Virginie Efira unravels in Madeleine Collins
Antoine Barraud's Madeleine Collins is a mildly engaging psychodrama about a woman attempting to juggle two households in separate countries. In France, Judith is wife to a conductor and they are raising two boys. In Switzerland, under the name of Margot, she plays house with a man who we eventually learn was married to her sister and his young daughter. Judith works as a translator, so she is able to use the travel necessary for her job as cover for her clandestine relationship. Her brother in law knows about her husband, but not vice versa. Most riffs on this theme, like The Bigamist or The Captain's Paradise, have had male protagonists, but no matter the gender, the focus of the narrative naturally concerns the unraveling of the protagonist's double life and Madeleine Collins is no exception.

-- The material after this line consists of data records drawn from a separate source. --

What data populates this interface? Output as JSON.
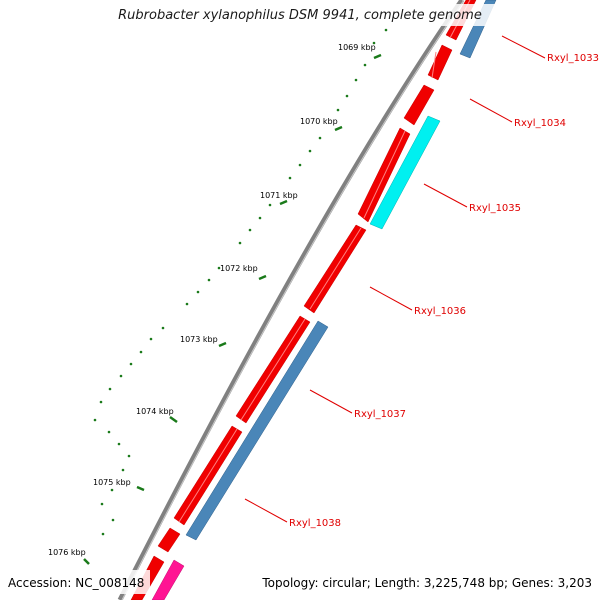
{
  "title": "Rubrobacter xylanophilus DSM 9941, complete genome",
  "accession": "Accession: NC_008148",
  "summary": "Topology: circular; Length: 3,225,748 bp; Genes: 3,203",
  "colors": {
    "backbone": "#7a7a7a",
    "forward_gene": "#f00000",
    "reverse_gene": "#4a86b8",
    "cyan_gene": "#00ffff",
    "magenta_gene": "#ff1493",
    "tick": "#1a7a1a",
    "label": "#e00000"
  },
  "kbp_ticks": [
    {
      "label": "1069 kbp"
    },
    {
      "label": "1070 kbp"
    },
    {
      "label": "1071 kbp"
    },
    {
      "label": "1072 kbp"
    },
    {
      "label": "1073 kbp"
    },
    {
      "label": "1074 kbp"
    },
    {
      "label": "1075 kbp"
    },
    {
      "label": "1076 kbp"
    }
  ],
  "genes": [
    {
      "name": "Rxyl_1033"
    },
    {
      "name": "Rxyl_1034"
    },
    {
      "name": "Rxyl_1035"
    },
    {
      "name": "Rxyl_1036"
    },
    {
      "name": "Rxyl_1037"
    },
    {
      "name": "Rxyl_1038"
    }
  ]
}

Some have embraced this film as a Hitchcockian thriller, but Barraud is no Hitchcock. Barraud tries to give the film a subjective focus so we can empathize with his protagonist as her world collapses around her, but his directorial personality is not forceful enough to paper over the plot's improbabilities. However, he is fortunate enough in having a leading lady with enough personality and charisma to hold the film's flimsy framework together. Virginie Efira is originally from Belgium where she first found work on television as what they call on the continent a presenter. Her stunning beauty gave her access to film work, but it is her acting chops which has led her to become a significant leading lady in the French cinema during the past decade. She is best known in this country as the lead in Paul Verhoeven's Benedetta. Her sensuality in Madeleine Collins makes it believable that the male leads in the cast are in thrall to her, the most interesting being Nadav Lapid's forger. More importantly, Efira captures her character's hubris which precipitates her fall. Madeleine Collins could have been a film of shattering intensity. That it hold one's attention is mostly due to Ms. Efira efforts.